Sind die Filmstudentinnen und -studenten an der Fachhochschule (1) für den Einstieg in den Audiovisionsbereich gerüstet? Bereitet die Ausbildung im Bachelor- und im Master-Lehrgang sie auf ein Leben nach der geschützten Studienzeit vor?

Die Besonderheit der Schweiz ist, dass sie keine Filmschulen mit spezifischen Ausbildungsrichtungen kennt. Die Filmabteilungen sind alle einer Kunsthochschule angegliedert, die auch andere Studienrichtungen anbietet, und ihre Besonderheit ist, dass sie sich mit Film generalistisch auseinandersetzen.
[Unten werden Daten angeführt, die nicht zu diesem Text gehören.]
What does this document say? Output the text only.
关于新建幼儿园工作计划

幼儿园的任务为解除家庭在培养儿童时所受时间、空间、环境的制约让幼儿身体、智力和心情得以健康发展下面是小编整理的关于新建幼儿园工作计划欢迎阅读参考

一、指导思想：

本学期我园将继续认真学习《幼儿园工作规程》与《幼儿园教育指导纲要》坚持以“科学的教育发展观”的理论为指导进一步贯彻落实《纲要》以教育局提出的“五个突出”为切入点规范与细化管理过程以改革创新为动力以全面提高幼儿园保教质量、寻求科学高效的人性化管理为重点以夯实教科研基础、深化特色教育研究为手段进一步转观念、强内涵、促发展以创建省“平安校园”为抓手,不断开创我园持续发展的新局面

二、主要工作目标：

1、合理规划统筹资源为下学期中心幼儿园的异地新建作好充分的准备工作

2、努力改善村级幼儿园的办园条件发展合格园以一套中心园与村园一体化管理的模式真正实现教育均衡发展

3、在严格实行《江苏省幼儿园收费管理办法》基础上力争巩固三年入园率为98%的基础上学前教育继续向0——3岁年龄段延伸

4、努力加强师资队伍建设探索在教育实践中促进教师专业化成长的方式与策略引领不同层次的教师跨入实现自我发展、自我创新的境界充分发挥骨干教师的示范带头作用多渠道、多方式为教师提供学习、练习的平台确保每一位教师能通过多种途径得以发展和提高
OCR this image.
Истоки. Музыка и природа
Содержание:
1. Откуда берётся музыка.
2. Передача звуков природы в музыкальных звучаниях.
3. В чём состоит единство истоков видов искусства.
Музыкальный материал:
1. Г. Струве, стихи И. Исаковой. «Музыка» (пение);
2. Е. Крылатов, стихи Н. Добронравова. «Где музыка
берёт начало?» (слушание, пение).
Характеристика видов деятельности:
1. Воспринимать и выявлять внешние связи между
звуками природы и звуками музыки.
Das heisst, die Studenten lernen Filme­machen und erwerben damit die nötigen technischen Fertigkeiten, um sich entfalten und ausdrücken zu können. Zwar verlassen unsere Studentinnen und Studenten ihren BA-Studiengang nicht als Cutter, Kamerafrau, Drehbuchautor oder Tontechnikerin (im Masterlehrgang gibt es zwar einige Spezialisierungen), doch jede und jeder beherrscht die Ton- und Bildaufnahme, das Schreiben von Texten und Drehbüchern, das Editing und die Planung der Postproduktion. Als übergeordnetes Ziel sollen die Studenten in der heutigen Welt Fuss fassen und die Fähigkeit entwickeln, diese mit kreativen, innovativen, klaren und fantasievollen Geschichten zu bereichern. Um dann mit ihren Filmen eine schöpferische Praxis und eine Reflexion zum Ausdruck zu bringen, die, inmitten der audiovisuellen Flut, von ihrer Verantwortung als Citoyens zeugt. 

Schön und gut, aber gibt es nicht zu viele Schulen, die zu viele Diplome an junge Studenten vergeben, von denen manche keine Arbeit finden werden?

Absolut nicht. Es gibt durchaus ein Leben nach der Schule: glückliche Fügungen, weiterführende Wege, Berufskarrieren, die sich den Absolventen eröffnen oder die sie sich in einem Markt – der zugegebenermassen eher klein ist – selber aufbauen. Ist der Markt denn wirklich gesättigt? Bedauert man nicht vielmehr, dass es bei uns in der Westschweiz wie auch jenseits unserer Grenzen zu wenig Cutterinnen und Cutter und zu wenig Techniker mit spezifischer Ausbildung und Erfahrung gibt? Eine statistische Untersuchung wäre angebracht und könnte als Basis für eine gut dokumentierte Bestandesaufnahme dienen.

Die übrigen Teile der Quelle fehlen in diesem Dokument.